L'Allemagne, nouvellement unifiée, souhaite affirmer sa position géopolitique en établissant de solides relations avec ses voisins. Depuis de nombreuses décennies, nos gouvernements entretiennent des relations amicales et soutenues. Nous pensons qu'il serait plus que temps de concrétiser ces rapports par un traité d'amitié entre l'Empire Allemand et l'Empire Russe.

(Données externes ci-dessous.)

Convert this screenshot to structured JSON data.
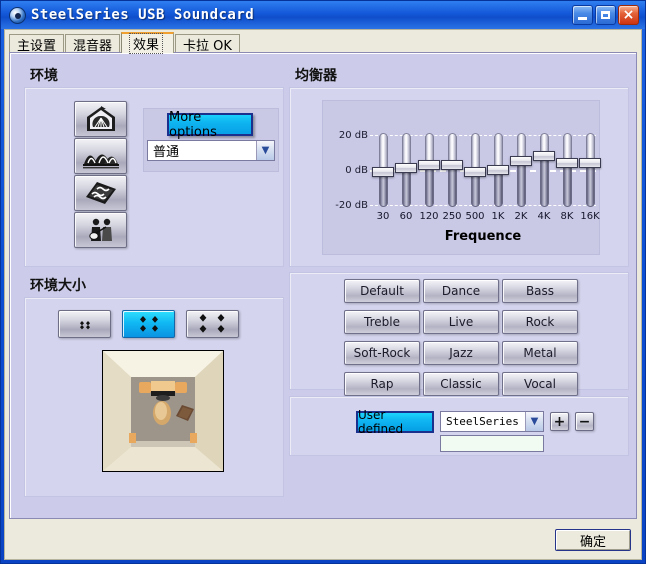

Pour cela, Son Altesse impériale projette une alliance bilatérale, dont les termes exacts resteraient à définir, mais dont le but consisterait à s'assurer mutuellement un soutien defensif voire offensif contre les différentes menaces pesant sur nos deux pays.

Par malheur, la difficulté actuelle qu'éprouve nos ambassades à communiquer avec l'Autriche-Hongrie nous empêche d'effectuer des propositions concrètes de traité, car celui-ci pourrait bien dépendre de l'attitude que vous souhaitez adopter à l'égard des autrichiens, ainsi que de la nature de nos propres relations avec cette puissance; si nous souhaitions être agressifs envers elle, nous devrions négocier ensemble en conséquence, de la même manière qu'une attitude pacifique et cordiale, tout aussi envisageable et qui aurait pour le moment notre préférence, nous permettrait de remodeler conjointement un traité adapté à nos politiques.

Cependant, nous tenons à vous exprimer notre plus grand respect, et notre volonté de créer un axe Moscou-Berlin dont la puissance et l'influence pourrait faire frémir nos potentiels ennemis communs. Nous escomptons que votre célèbre habileté stratégique vous fera étudier et accepter notre offre et la signature d'un futur traité dont nos deux états tirerons de grands bénéfices, et vous promettons de vous recontacter quoi qu'il arrive dès que le dialogue avec le gouvernement austro-hongrois sera rétabli.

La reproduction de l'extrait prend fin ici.